24 Gedanken zu “Kleinkindersprache

  1. „Neulich beschäftigte sie, dass Hasen keine Fische essen sollen. Und sie selbst auch nicht. Gut, dass Fischstäbchen ja keine Fische sind.“

    Wir hatten das ja erst kürzlich hier, dass weibliche Kausalitätsmuster schon sehr früh ausgereift sind.
    Mein Kind (8, blond, weiß) zeigt auch gerade eine interessante Entwicklung: Wenn es sich bei einem Tablet-Spiel einen Avatar bastelt, wird der nicht nach seinem Ebenbild geschaffen, sondern ist schwarzhaarig und dunkelhäutig.

    • Naja ob das jetzt immer so typisch weiblich ist? Man kann’s auch übertreiben. Ich denke mal doch eher kindlich .. von meinen Anfängen wurde mir erzählt, das ich irgendwann mal „WauWau“ gelernt habe, damit aber nicht nur unseren Dackel sondern zur Belustigung aller auch Ameisen mit Wauwau betitelte.
      Zeigte sich da schon früh meine überdurchschnittliche Fähigkeit zur Abstraktion?! Ich denke eher nicht 😉

      • Das war auch eher frech gemeint. Allerdings erinnern mich die Fischstäbchen schon sehr an 24-jährige FFF-Mädels, die ihren Eltern böse Szenen bereiten, weil die ihr Kinderzimmer nicht weiblichen Optimierungsstandards entsprechend durchgängig auf über 23 Grad hochheizen.

    • meine Schwester liebte Ketchup aber hasste Tomaten. Natürlich ist das nicht logisch, und natürlich hat das nur sehr bedingt was mit dem Geschlecht zu tun. Letzten Endes landet man bei dem was Kahnemann „System 1 und 2“ genannt hat, und das assoziativ arbeitende und ständig aktive System 1 arbeitet nun mal nicht logisch, dazu ist es gar nicht in der Lage, das kann nur „System 2“, welches aber langsam, anstrengend und ermüdend ist, weshalb der Mensch dazu tendiert es so wenig wie möglich einzusetzen. Und zwar sowohl bei Weiblein als auch Männlein.

      • „meine Schwester liebte Ketchup aber hasste Tomaten. Natürlich ist das nicht logisch…“

        Ich finde das gar nicht unlogisch. Ketchup hat ja sowohl von der Konsistenz als auch vom Geschmack wenig bis gar nichts mehr mit Tomaten in roher Gemüseform gemein. Insofern kann ich das schon nachvollziehen.

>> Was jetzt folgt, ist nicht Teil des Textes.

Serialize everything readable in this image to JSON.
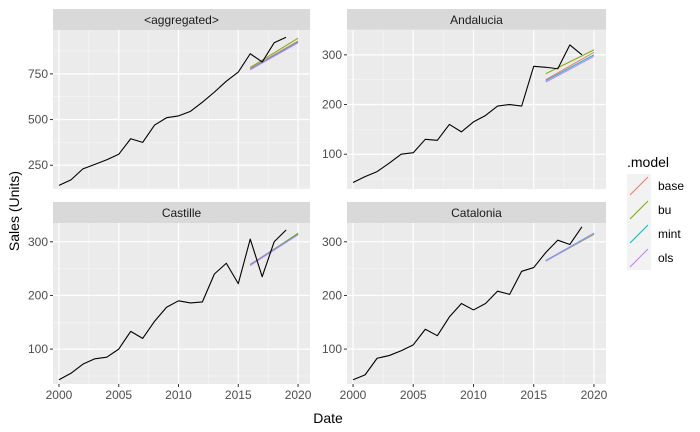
{
  "chart_data": {
    "type": "line",
    "xlabel": "Date",
    "ylabel": "Sales (Units)",
    "x_ticks": [
      2000,
      2005,
      2010,
      2015,
      2020
    ],
    "xlim": [
      1999.5,
      2021
    ],
    "legend": {
      "title": ".model",
      "placement": "right",
      "entries": [
        {
          "name": "base",
          "color": "#F8766D"
        },
        {
          "name": "bu",
          "color": "#7CAE00"
        },
        {
          "name": "mint",
          "color": "#00BFC4"
        },
        {
          "name": "ols",
          "color": "#C77CFF"
        }
      ]
    },
    "actual_color": "#000000",
    "panels": [
      {
        "strip": "<aggregated>",
        "ylim": [
          120,
          990
        ],
        "y_ticks": [
          250,
          500,
          750
        ],
        "actual": {
          "x": [
            2000,
            2001,
            2002,
            2003,
            2004,
            2005,
            2006,
            2007,
            2008,
            2009,
            2010,
            2011,
            2012,
            2013,
            2014,
            2015,
            2016,
            2017,
            2018,
            2019
          ],
          "y": [
            140,
            170,
            230,
            255,
            280,
            310,
            395,
            375,
            470,
            510,
            520,
            545,
            595,
            650,
            710,
            760,
            860,
            815,
            920,
            950
          ]
        },
        "forecasts": [
          {
            "name": "base",
            "x": [
              2016,
              2020
            ],
            "y": [
              780,
              930
            ]
          },
          {
            "name": "bu",
            "x": [
              2016,
              2020
            ],
            "y": [
              785,
              945
            ]
          },
          {
            "name": "mint",
            "x": [
              2016,
              2020
            ],
            "y": [
              775,
              925
            ]
          },
          {
            "name": "ols",
            "x": [
              2016,
              2020
            ],
            "y": [
              772,
              920
            ]
          }
        ]
      },
      {
        "strip": "Andalucia",
        "ylim": [
          30,
          350
        ],
        "y_ticks": [
          100,
          200,
          300
        ],
        "actual": {
          "x": [
            2000,
            2001,
            2002,
            2003,
            2004,
            2005,
            2006,
            2007,
            2008,
            2009,
            2010,
            2011,
            2012,
            2013,
            2014,
            2015,
            2016,
            2017,
            2018,
            2019
          ],
          "y": [
            43,
            55,
            65,
            82,
            100,
            103,
            130,
            128,
            160,
            145,
            165,
            178,
            197,
            200,
            197,
            277,
            275,
            272,
            320,
            300
          ]
        },
        "forecasts": [
          {
            "name": "base",
            "x": [
              2016,
              2020
            ],
            "y": [
              250,
              305
            ]
          },
          {
            "name": "bu",
            "x": [
              2016,
              2020
            ],
            "y": [
              262,
              310
            ]
          },
          {
            "name": "mint",
            "x": [
              2016,
              2020
            ],
            "y": [
              248,
              300
            ]
          },
          {
            "name": "ols",
            "x": [
              2016,
              2020
            ],
            "y": [
              245,
              297
            ]
          }
        ]
      },
      {
        "strip": "Castille",
        "ylim": [
          35,
          335
        ],
        "y_ticks": [
          100,
          200,
          300
        ],
        "actual": {
          "x": [
            2000,
            2001,
            2002,
            2003,
            2004,
            2005,
            2006,
            2007,
            2008,
            2009,
            2010,
            2011,
            2012,
            2013,
            2014,
            2015,
            2016,
            2017,
            2018,
            2019
          ],
          "y": [
            43,
            55,
            72,
            82,
            85,
            100,
            133,
            120,
            152,
            178,
            190,
            186,
            188,
            240,
            260,
            222,
            305,
            235,
            300,
            322
          ]
        },
        "forecasts": [
          {
            "name": "base",
            "x": [
              2016,
              2020
            ],
            "y": [
              258,
              315
            ]
          },
          {
            "name": "bu",
            "x": [
              2016,
              2020
            ],
            "y": [
              256,
              316
            ]
          },
          {
            "name": "mint",
            "x": [
              2016,
              2020
            ],
            "y": [
              257,
              314
            ]
          },
          {
            "name": "ols",
            "x": [
              2016,
              2020
            ],
            "y": [
              256,
              313
            ]
          }
        ]
      },
      {
        "strip": "Catalonia",
        "ylim": [
          35,
          335
        ],
        "y_ticks": [
          100,
          200,
          300
        ],
        "actual": {
          "x": [
            2000,
            2001,
            2002,
            2003,
            2004,
            2005,
            2006,
            2007,
            2008,
            2009,
            2010,
            2011,
            2012,
            2013,
            2014,
            2015,
            2016,
            2017,
            2018,
            2019
          ],
          "y": [
            43,
            52,
            83,
            88,
            97,
            108,
            137,
            125,
            160,
            185,
            173,
            185,
            208,
            202,
            245,
            252,
            280,
            303,
            295,
            328
          ]
        },
        "forecasts": [
          {
            "name": "base",
            "x": [
              2016,
              2020
            ],
            "y": [
              265,
              315
            ]
          },
          {
            "name": "bu",
            "x": [
              2016,
              2020
            ],
            "y": [
              264,
              314
            ]
          },
          {
            "name": "mint",
            "x": [
              2016,
              2020
            ],
            "y": [
              265,
              316
            ]
          },
          {
            "name": "ols",
            "x": [
              2016,
              2020
            ],
            "y": [
              264,
              315
            ]
          }
        ]
      }
    ]
  }
}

        Das Gleiche gilt für Fischstäbchen. Zum einen finde ich, sind Käpt’n Iglo und Co. wahre Meister darin, originären Fischgeschmack sehr effektiv aus den Stäbchen herauszubekommen und hinzu kommt noch die Optik. Fischstäbchen sind nichts anderes als panierte Quaderstücken. Ein anderweitig, herkömmlich zubereiteter Fisch, der dann noch mit Kopf und Schwanzflosse dran vor einem auf dem Teller liegt, kann unter Umständen schon etwas abschreckend und unappetitlich wirken.

      • „meine Schwester liebte Ketchup aber hasste Tomaten. Natürlich ist das nicht logisch“
        Auch das geht mir ganz genauso. Ich mag auch Tomatensoße. Geschmack hat nichts mit Logik zu tun, aber es gibt eine Erklärung: Rohe Tomaten haben einen Beigeschmack der für manche Menschen abstoßend ist. Verarbeitete Tomaten verlieren diesen abstoßenden Beigeschmack, deswegen sind die OK. Habe das Gleiche schon von vielen Leuten gehört.

    • Die sind ja auch zur Hälfte geschmacksoptimierte Panade und der Rest ist quasi geschmackfreier Weißfisch 🙂

      Mein Sohn isst nur Wurst, aber rührt Fleisch nicht an, nichtmal knuspriges Hähnchen oder sowas. Muss man nicht verstehen…

        • Die Schwierigkeit besteht schon darin, ihn dazu zu nötigen, etwas nur zu probieren.

          Er lässt sich weder bestechen noch erpressen und wenn man es wirklich vehement einfordert, nimmt er ein winziges Stückchen auf den Löffel, schlürft es mit spitzen Lippen und schluckt es angeekelt herunter. Die Frage, ob es ihm geschmeckt hat, kann man sich dann auch gleich sparen. Und das Theater was man deswegen veranstaltet, führt dazu, dass man sowas nicht allzu oft probiert.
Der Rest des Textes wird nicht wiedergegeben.